The only thing that discredits this awesome theory is the mention of “the promise of a Singularity” in the Sarif Ending.
DIY Transhumanism
There isn’t much to say, just look at the augmentation chop-shop in the Harvesters’ hideout:
And from the developers:
Shanghai’s Hengsha is a lot more into the trans-humanist thing. It’s a lot more accepted there – it’s the Silicon Valley of all cybernetics. Within the art direction everything that’s more like that is more golden, and a lot more towards the cyber-renaissance. The dual layer is inspired by a mockumentary we saw quite a while ago, which appeared to be a real documentary about Hong Kong… In the game the idea isn’t that it’s the poor at the bottom and the rich at the top; the bottom used to be the Mecca of cybernetics, a lot of the headquarters of the great labs and manufacturing plants are there, it’s just that when they built above it they chose a different architectural direction. So above they have new universities and new headquarters, but the bottom isn’t a slum – there isn’t an old school dichotomy.
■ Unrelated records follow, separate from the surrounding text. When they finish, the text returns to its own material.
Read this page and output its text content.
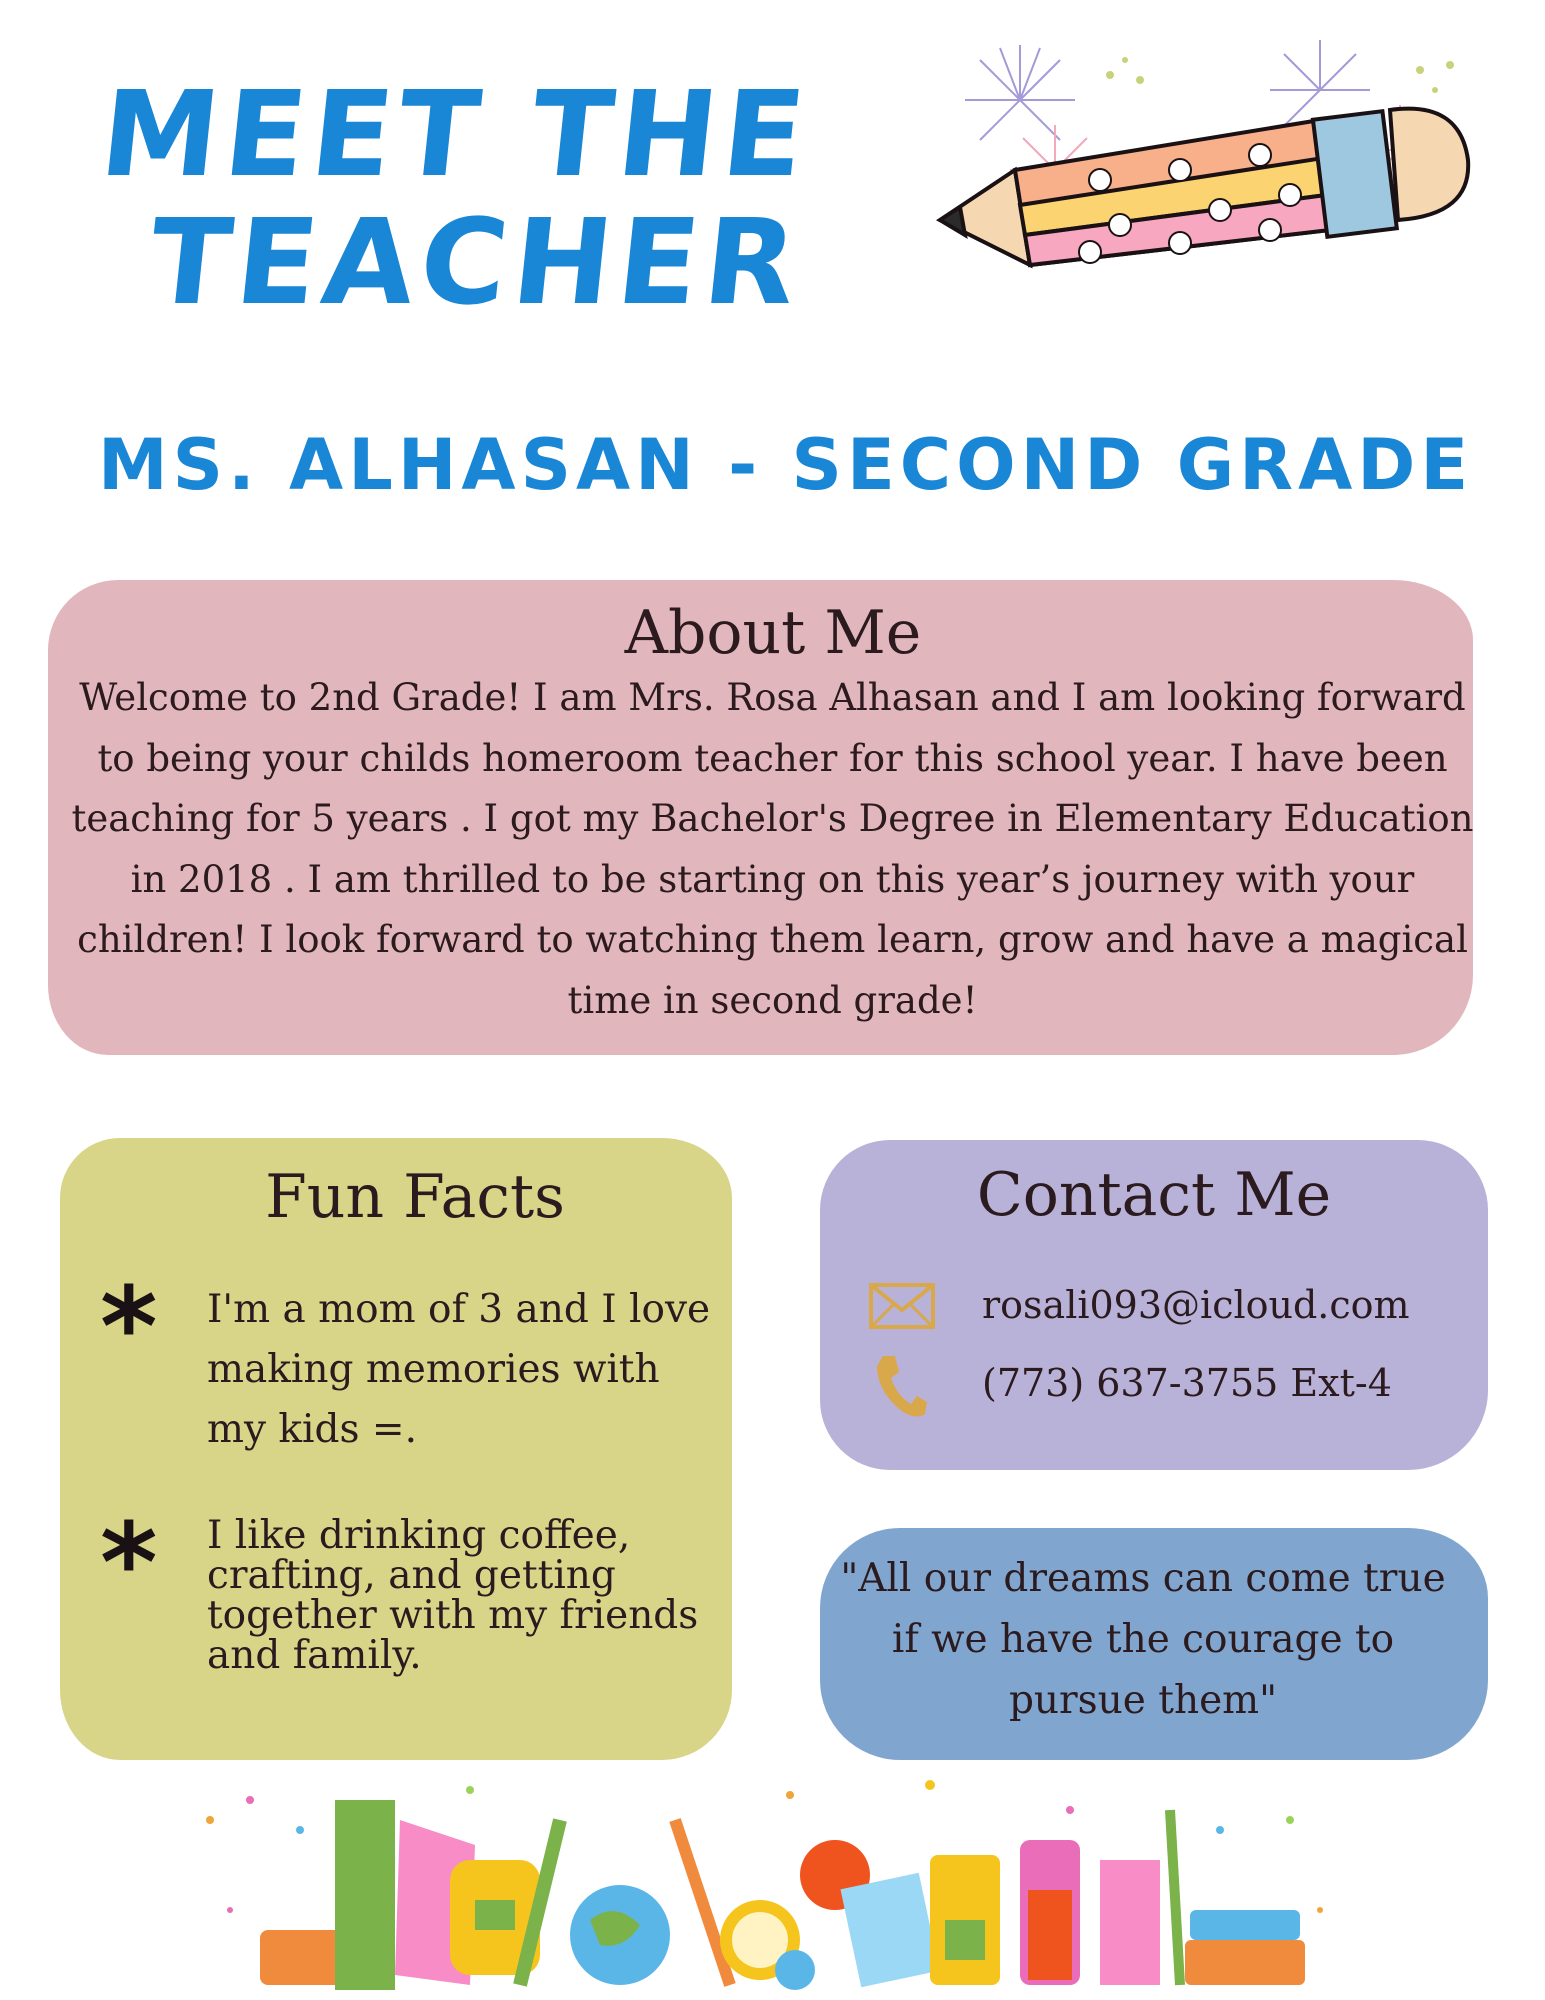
MEET THE
TEACHER
MS. ALHASAN - SECOND GRADE
About Me
Welcome to 2nd Grade! I am Mrs. Rosa Alhasan and I am looking forward to being your childs homeroom teacher for this school year. I have been teaching for 5 years . I got my Bachelor's Degree in Elementary Education in 2018 . I am thrilled to be starting on this year’s journey with your children! I look forward to watching them learn, grow and have a magical time in second grade!
Fun Facts
* I'm a mom of 3 and I love making memories with my kids =.
* I like drinking coffee, crafting, and getting together with my friends and family.
Contact Me
rosali093@icloud.com
(773) 637-3755 Ext-4
"All our dreams can come true if we have the courage to pursue them"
We put a lot of stuff in the game, like you’ll see those student-types from the upper level coming downstairs at night to party, and hit the bars and brothels. - Jonathan Jacques-Belletête
This is clear when the Harvesters tell you things like:
“I see you’re on your way to becoming fully ‘Shifted’… I am jealous.”
“When the ‘Shift’ happens, we’ll all be complete… And immortal.”
The Harvesters are the epitome of William Gibsons’ famous quote: “The street finds its own uses for things.”
The two-tiered city of Hengsha can be considered as a sort of technological ‘trickle down’, literally: The Tai Yong Medical building, and the Upper City, far above the ground, invent away and occasionally the slightest bit of magic falls through the gaps of the floof and reaches the not-really-slums beneath, where it is scavenged and repurposed.
And, finally, the ending that I chose (Is it too surprising?):
tl;dr: Deus Ex may have spanned a set of DIY transhumanists concerned with the near-term prospects of human enhancement technology.